I cannot explain my next action—there certainly seems no logical reason for what I did. I can only be grateful that my body responded in an atavistic, primitive way to the danger. Had I stopped to think, I would have hesitated—and all would have been lost.
My left hand dug into my pocket, grasped the talisman Miriam had given me, and pulled it out. It, too, seemed to be glowing slightly, but perhaps that was only my imagination. I cast it on the stony chamber floor and ground it to powder under my heel.
As it had done before in Coombs’s parlor, reality seemed to snap back. The lassitude enveloping me vanished. I took a deep breath, and raised my revolver.
“Miriam, stop!” I shouted.
I clearly saw a moment of surprise, of uncertainty, flash across her countenance. “You can’t shoot me, John,” she said. “You still love me.”
It was true, I realized. I did still love her. Even though I knew she had laid some kind of mental snare for me, even as she continued to somehow cause Holmes’s slow death from afar—still I felt love for her.
“Join me, John,” she said. Even without the aid of the charm, her voice was alluring, convincing. “The secrets of the Arab can grant us a life beyond earth, beyond flesh, beyond imagining . . . the cosmos can be ours, John; worlds to create, to command, to destroy . . .”

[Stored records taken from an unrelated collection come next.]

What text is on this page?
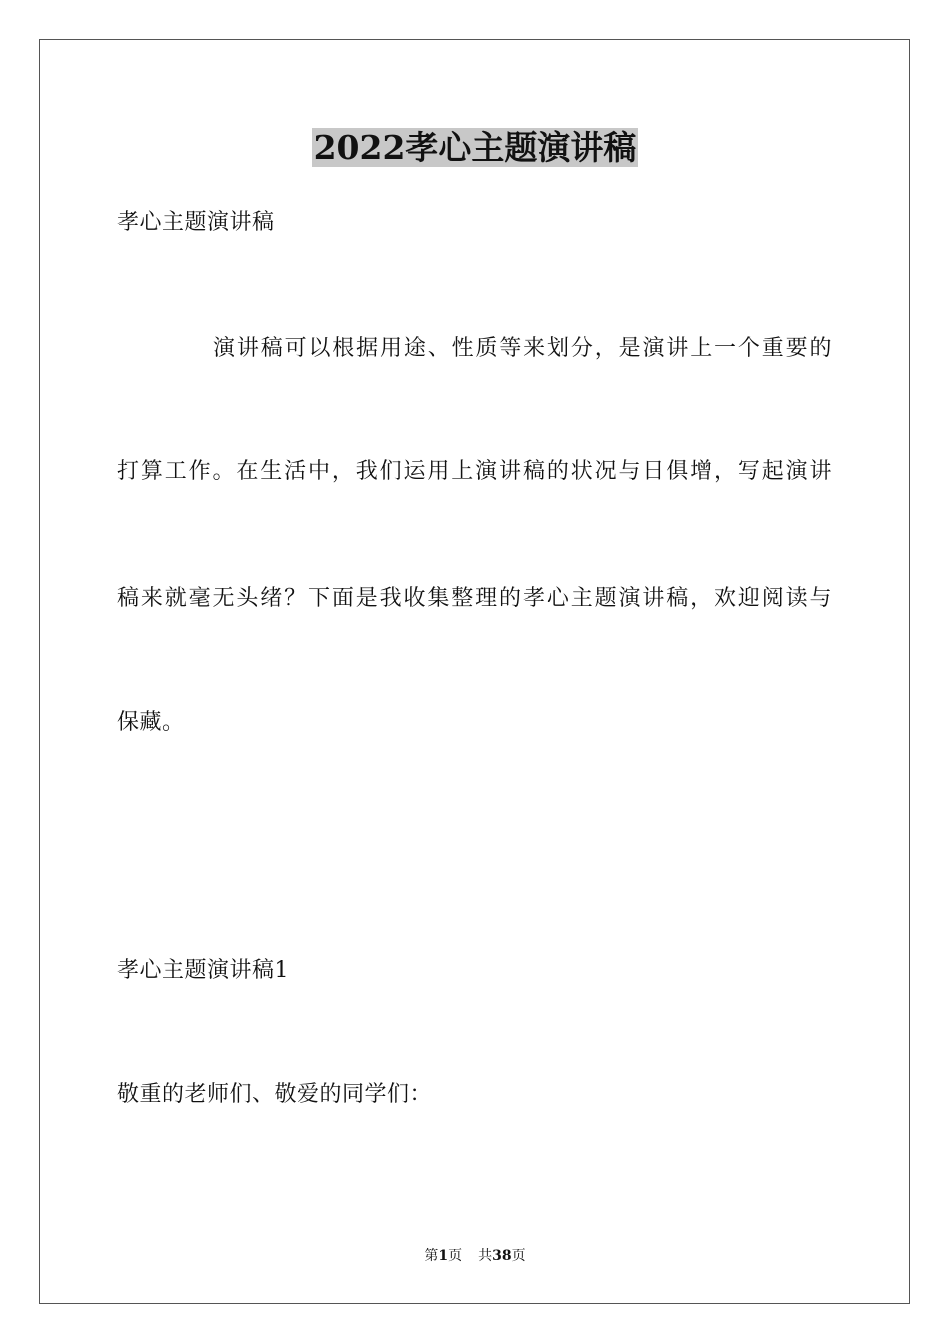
2022孝心主题演讲稿
孝心主题演讲稿
演讲稿可以根据用途、性质等来划分，是演讲上一个重要的
打算工作。在生活中，我们运用上演讲稿的状况与日俱增，写起演讲
稿来就毫无头绪？下面是我收集整理的孝心主题演讲稿，欢迎阅读与
保藏。
孝心主题演讲稿1
敬重的老师们、敬爱的同学们：
第1页 共38页
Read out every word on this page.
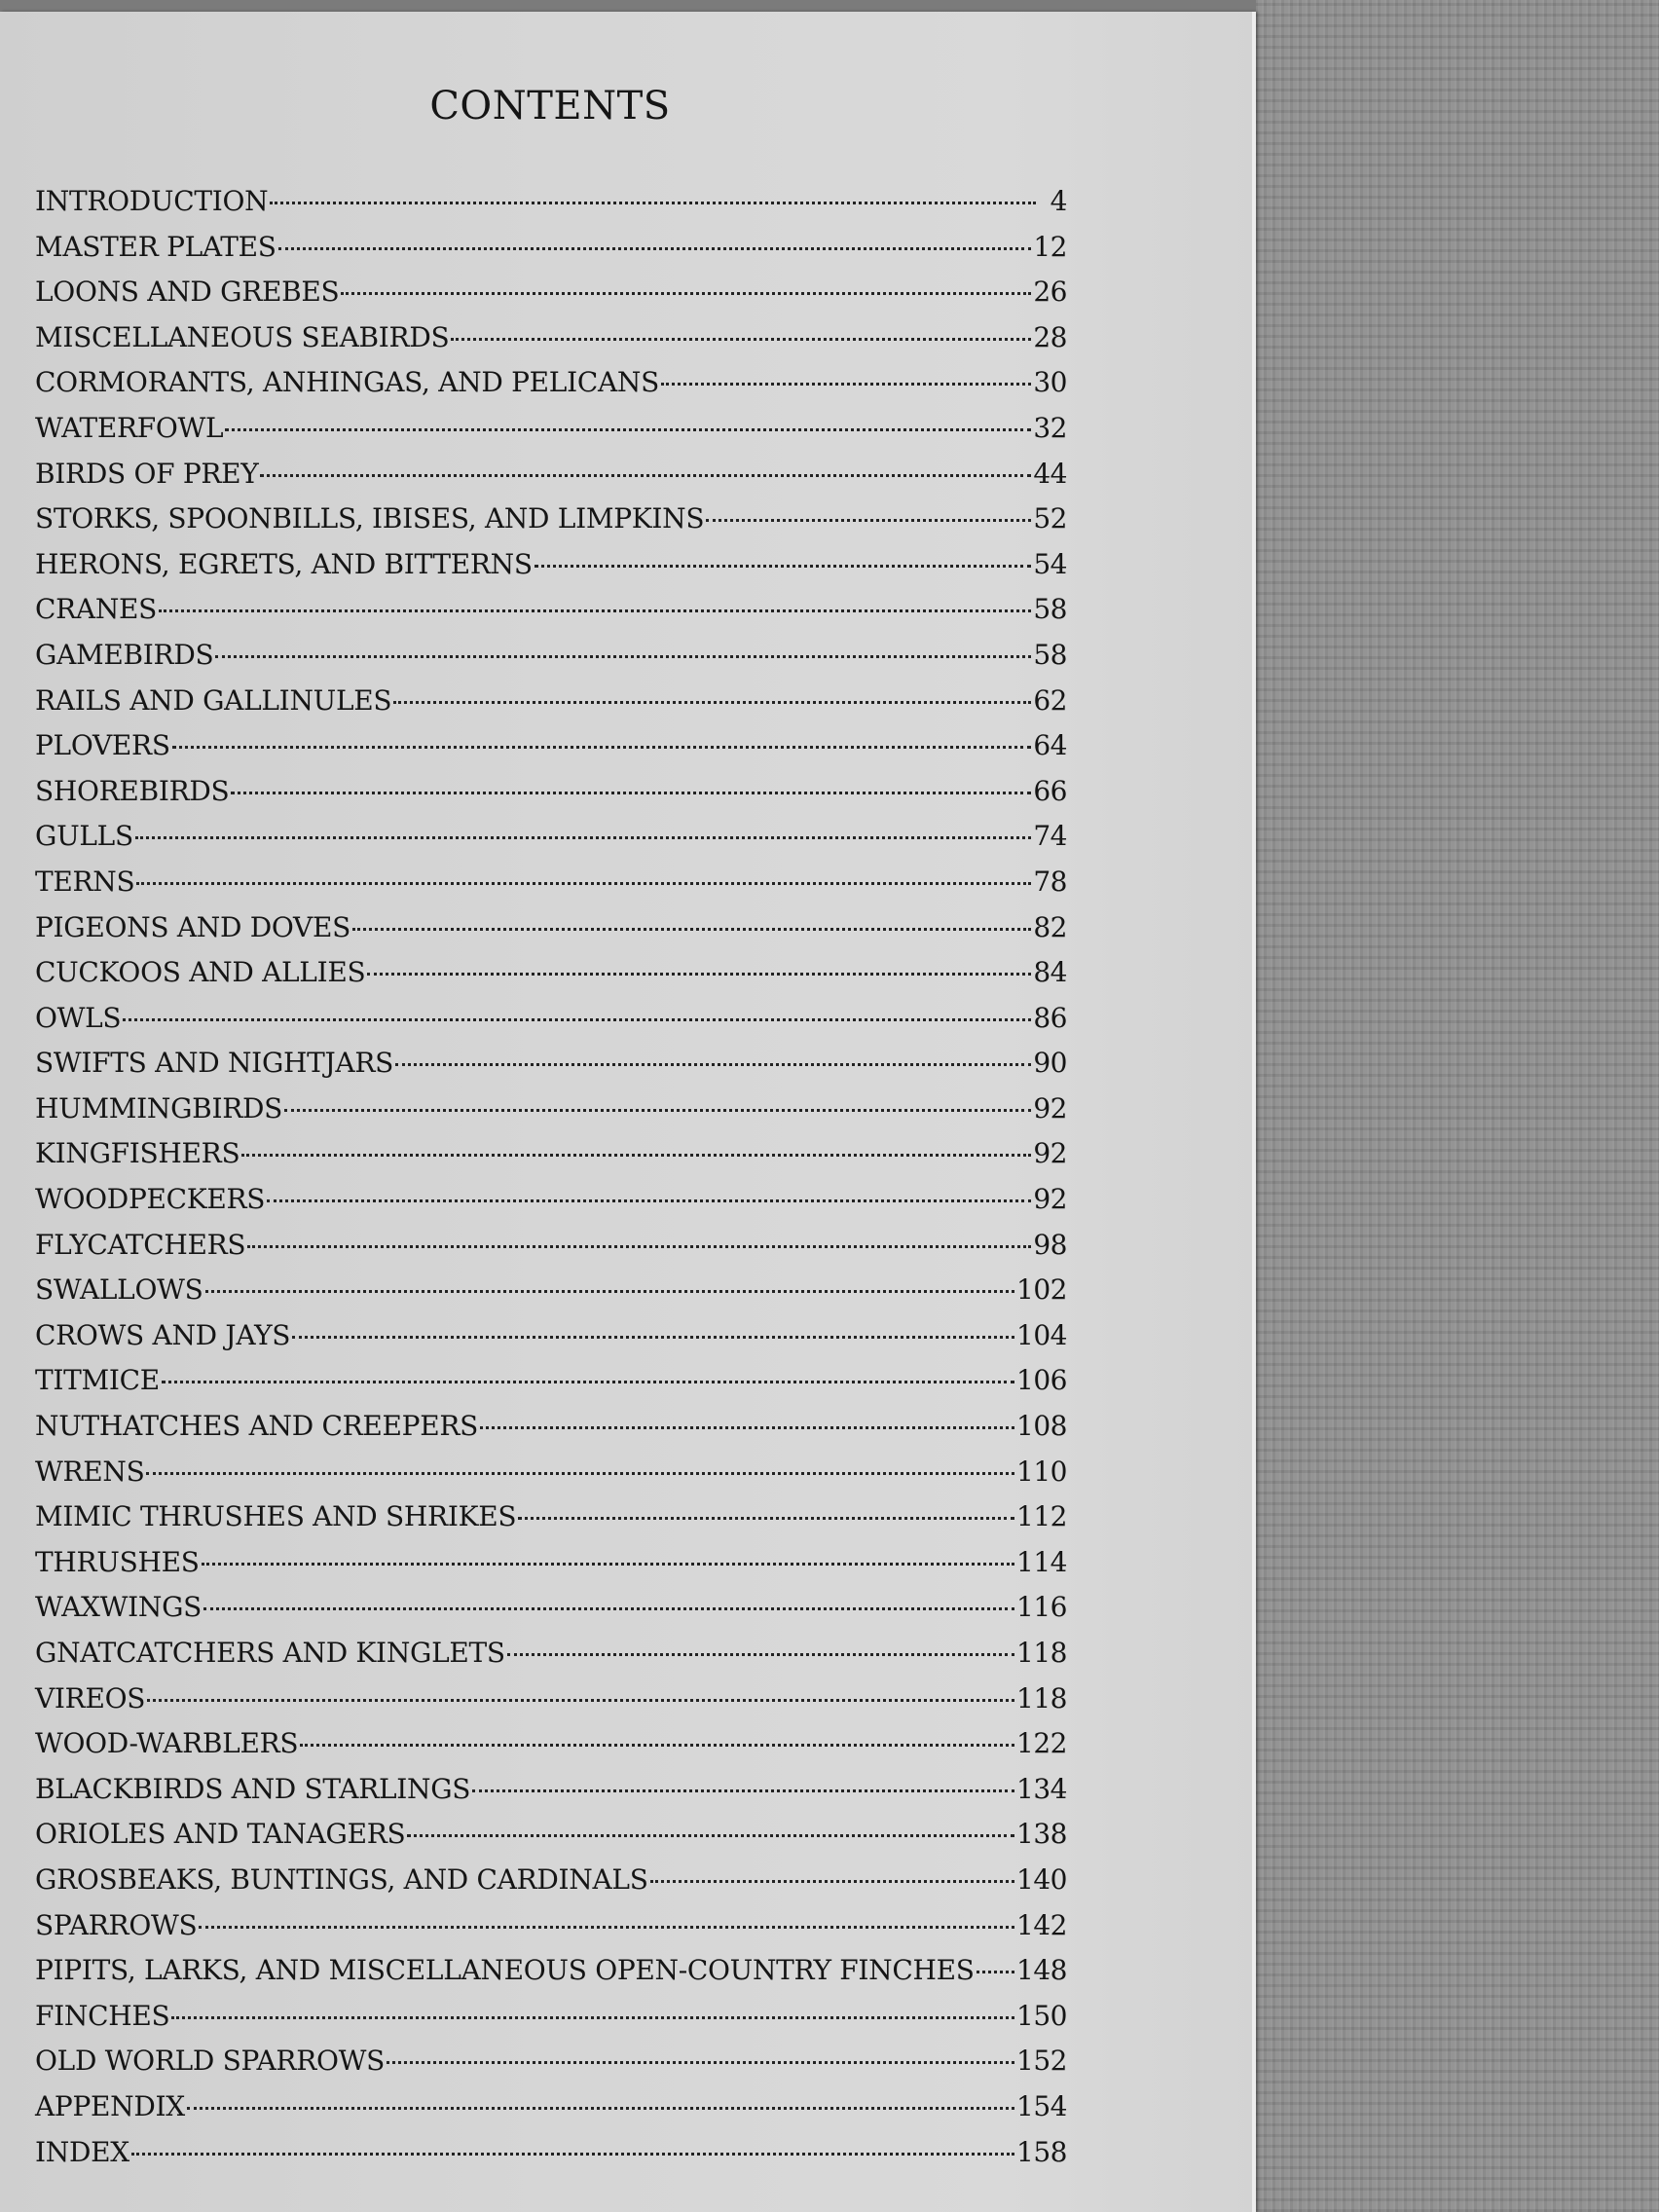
CONTENTS
INTRODUCTION	4
MASTER PLATES	12
LOONS AND GREBES	26
MISCELLANEOUS SEABIRDS	28
CORMORANTS, ANHINGAS, AND PELICANS	30
WATERFOWL	32
BIRDS OF PREY	44
STORKS, SPOONBILLS, IBISES, AND LIMPKINS	52
HERONS, EGRETS, AND BITTERNS	54
CRANES	58
GAMEBIRDS	58
RAILS AND GALLINULES	62
PLOVERS	64
SHOREBIRDS	66
GULLS	74
TERNS	78
PIGEONS AND DOVES	82
CUCKOOS AND ALLIES	84
OWLS	86
SWIFTS AND NIGHTJARS	90
HUMMINGBIRDS	92
KINGFISHERS	92
WOODPECKERS	92
FLYCATCHERS	98
SWALLOWS	102
CROWS AND JAYS	104
TITMICE	106
NUTHATCHES AND CREEPERS	108
WRENS	110
MIMIC THRUSHES AND SHRIKES	112
THRUSHES	114
WAXWINGS	116
GNATCATCHERS AND KINGLETS	118
VIREOS	118
WOOD-WARBLERS	122
BLACKBIRDS AND STARLINGS	134
ORIOLES AND TANAGERS	138
GROSBEAKS, BUNTINGS, AND CARDINALS	140
SPARROWS	142
PIPITS, LARKS, AND MISCELLANEOUS OPEN-COUNTRY FINCHES 148
FINCHES	150
OLD WORLD SPARROWS	152
APPENDIX	154
INDEX	158
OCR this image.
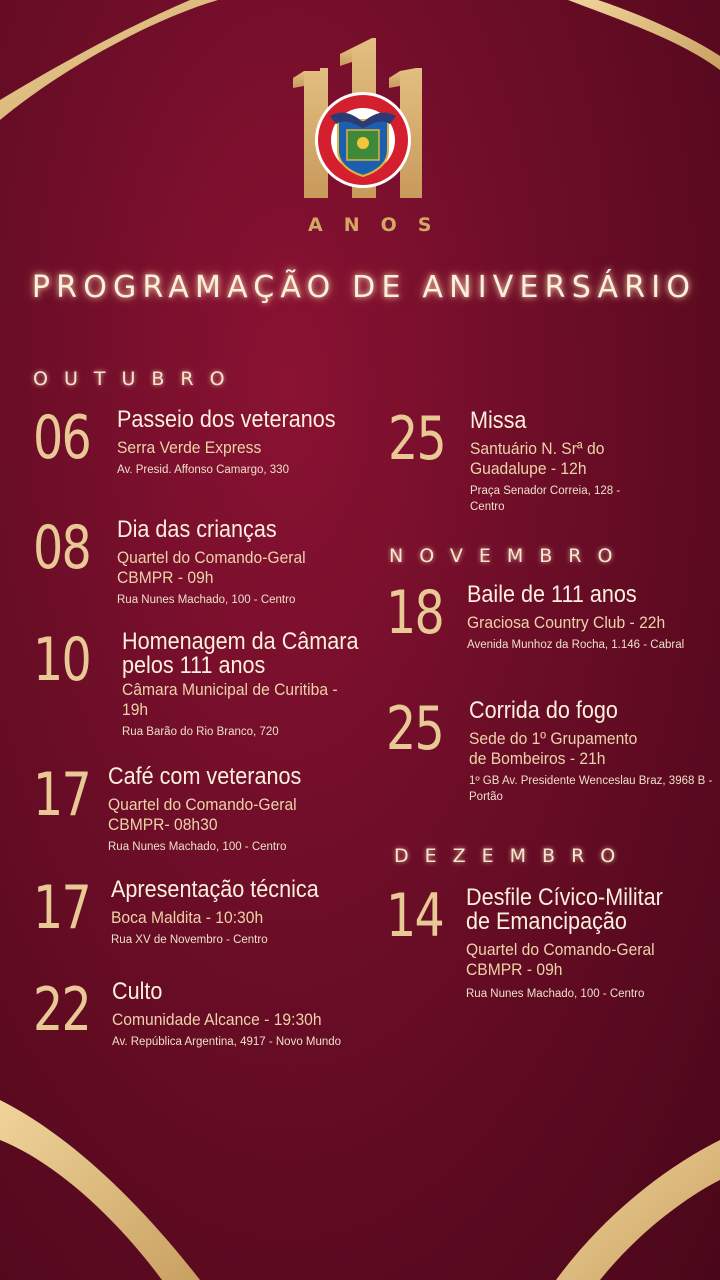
ANOS
PROGRAMAÇÃO DE ANIVERSÁRIO
OUTUBRO
NOVEMBRO
DEZEMBRO
06 Passeio dos veteranos
Serra Verde Express
Av. Presid. Affonso Camargo, 330
08 Dia das crianças
Quartel do Comando-Geral CBMPR - 09h
Rua Nunes Machado, 100 - Centro
10 Homenagem da Câmara pelos 111 anos
Câmara Municipal de Curitiba - 19h
Rua Barão do Rio Branco, 720
17 Café com veteranos
Quartel do Comando-Geral CBMPR- 08h30
Rua Nunes Machado, 100 - Centro
17 Apresentação técnica
Boca Maldita - 10:30h
Rua XV de Novembro - Centro
22 Culto
Comunidade Alcance - 19:30h
Av. República Argentina, 4917 - Novo Mundo
25 Missa
Santuário N. Srª do Guadalupe - 12h
Praça Senador Correia, 128 - Centro
18 Baile de 111 anos
Graciosa Country Club - 22h
Avenida Munhoz da Rocha, 1.146 - Cabral
25 Corrida do fogo
Sede do 1º Grupamento de Bombeiros - 21h
1º GB Av. Presidente Wenceslau Braz, 3968 B - Portão
14 Desfile Cívico-Militar de Emancipação
Quartel do Comando-Geral CBMPR - 09h
Rua Nunes Machado, 100 - Centro
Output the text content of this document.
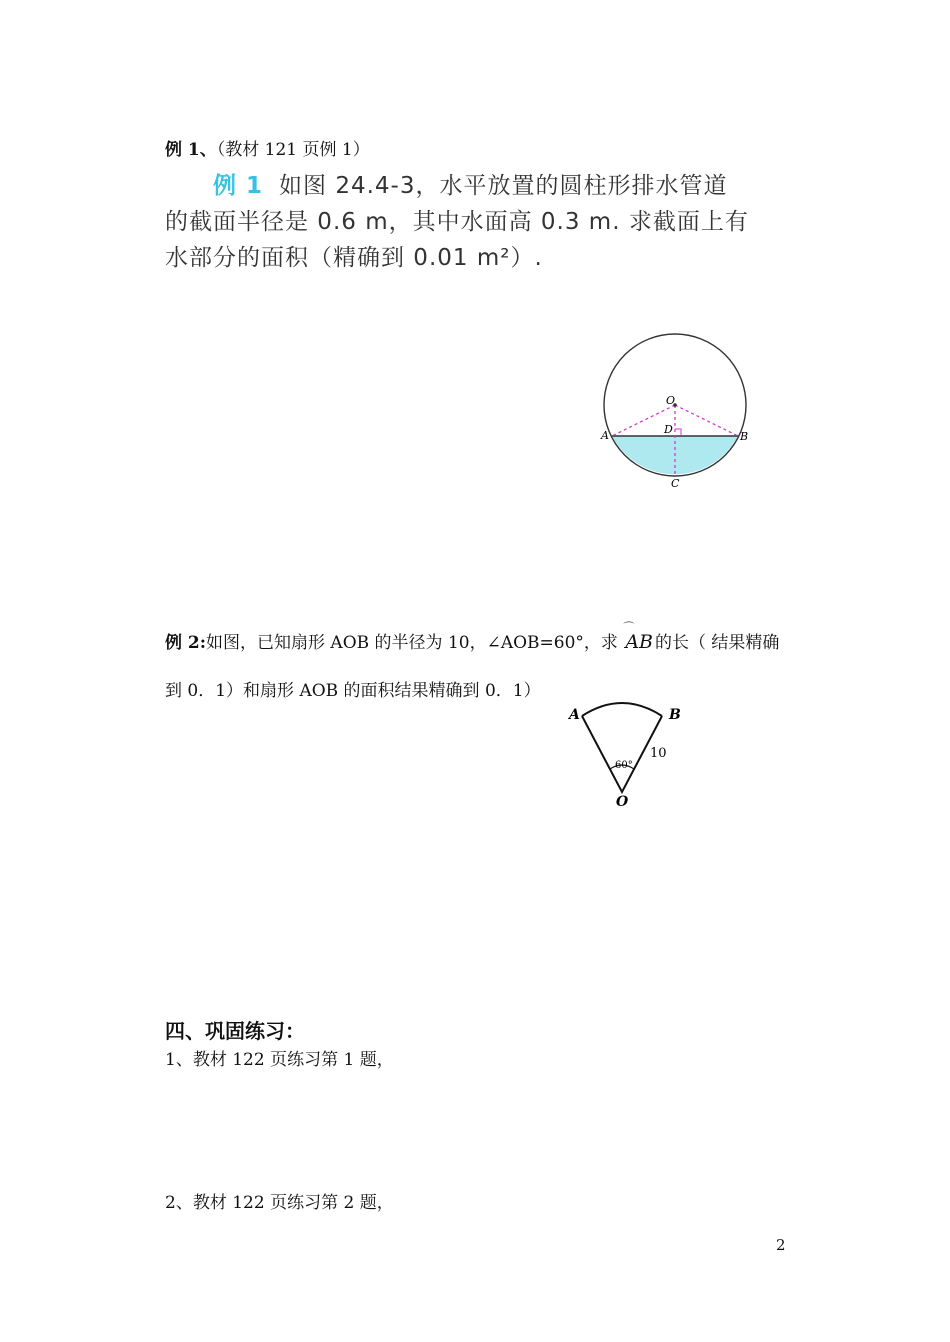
例 1、（教材 121 页例 1）
例 1 如图 24.4-3，水平放置的圆柱形排水管道
的截面半径是 0.6 m，其中水面高 0.3 m. 求截面上有
水部分的面积（精确到 0.01 m²）.
O
A	B
D
C
例 2:如图，已知扇形 AOB 的半径为 10，∠AOB=60°，求
⌒
AB 的长（ 结果精确
到 0．1）和扇形 AOB 的面积结果精确到 0．1）
A	B
O
60°
10
四、巩固练习：
1、教材 122 页练习第 1 题，
2、教材 122 页练习第 2 题，
2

The sound of my weapon firing was perhaps the loudest noise I have ever heard.
Miriam, a look of stunned disbelief on her face, stared at me in shock as she crumpled. Simultaneously Holmes seemed to regain his strength. He and I ran forward. I remember wondering if my medical training could save her, wondering if my loyalty to humanity—to life itself—would let me—
I held the torch high and we saw the answer to that.
Whatever it was, it was no longer Miriam Shah—if in fact it ever had been. Obviously it was not life as we define the word, as its death was unlike the death of any material being. Or so I am given to understand. Mercifully, I do not remember it—my brain has elided that memory, a fact for which Holmes says I should be profoundly grateful. It is he who has supplied the gist of our final few moments in the underground chamber. My last recollection is of pulling the trigger. The sound of the gunshot still reverberates within me.
My next complete memory is of our train ride back to London the next day. Of the time it took us to return to the surface, I remember only brief, intermittent flashes.
“You knew,” I said to Holmes. “You knew what she was. You called on me to stop when I prevented Bradley from shooting her.”
He nodded gravely. “I had thought to spare you, old friend. I was hoping to deal with her myself, but I confess I underestimated her power. If Coombs’s man could have ended it then and there, I was willing to go that route.”
I felt utterly drained—grief was there, but it was a distant wave on a distant shore. “How did you know, Holmes?”
For the first time in my association with him, Holmes seemed reluctant to expound upon his deductive abilities. “The most obvious clue was the talisman she wore,” he said at last. “No good Mohammedan woman would bear such a thing, for their faith does not permit such charms, and the representation of the human form in their artwork—even so much as a hand—is expressly forbidden by the Prophet. But I had thought it no more than part of her disguise. I would surmise there were magnetic elements in it that somehow gave her mesmeric power over you.
“But what was more informative was her demeanor. Although you have never spoken directly of her, I long ago surmised that you had met someone during your service in the East. The confirmation of that came nearly four years ago, when I happened into a discussion of the Maiwand campaign with a former infantryman who had been a physician’s assistant in your ward. Please believe me when I tell you I did not solicit details about your stay there—he volunteered the information that you and an Afghan woman had developed a certain . . . affection for each other.”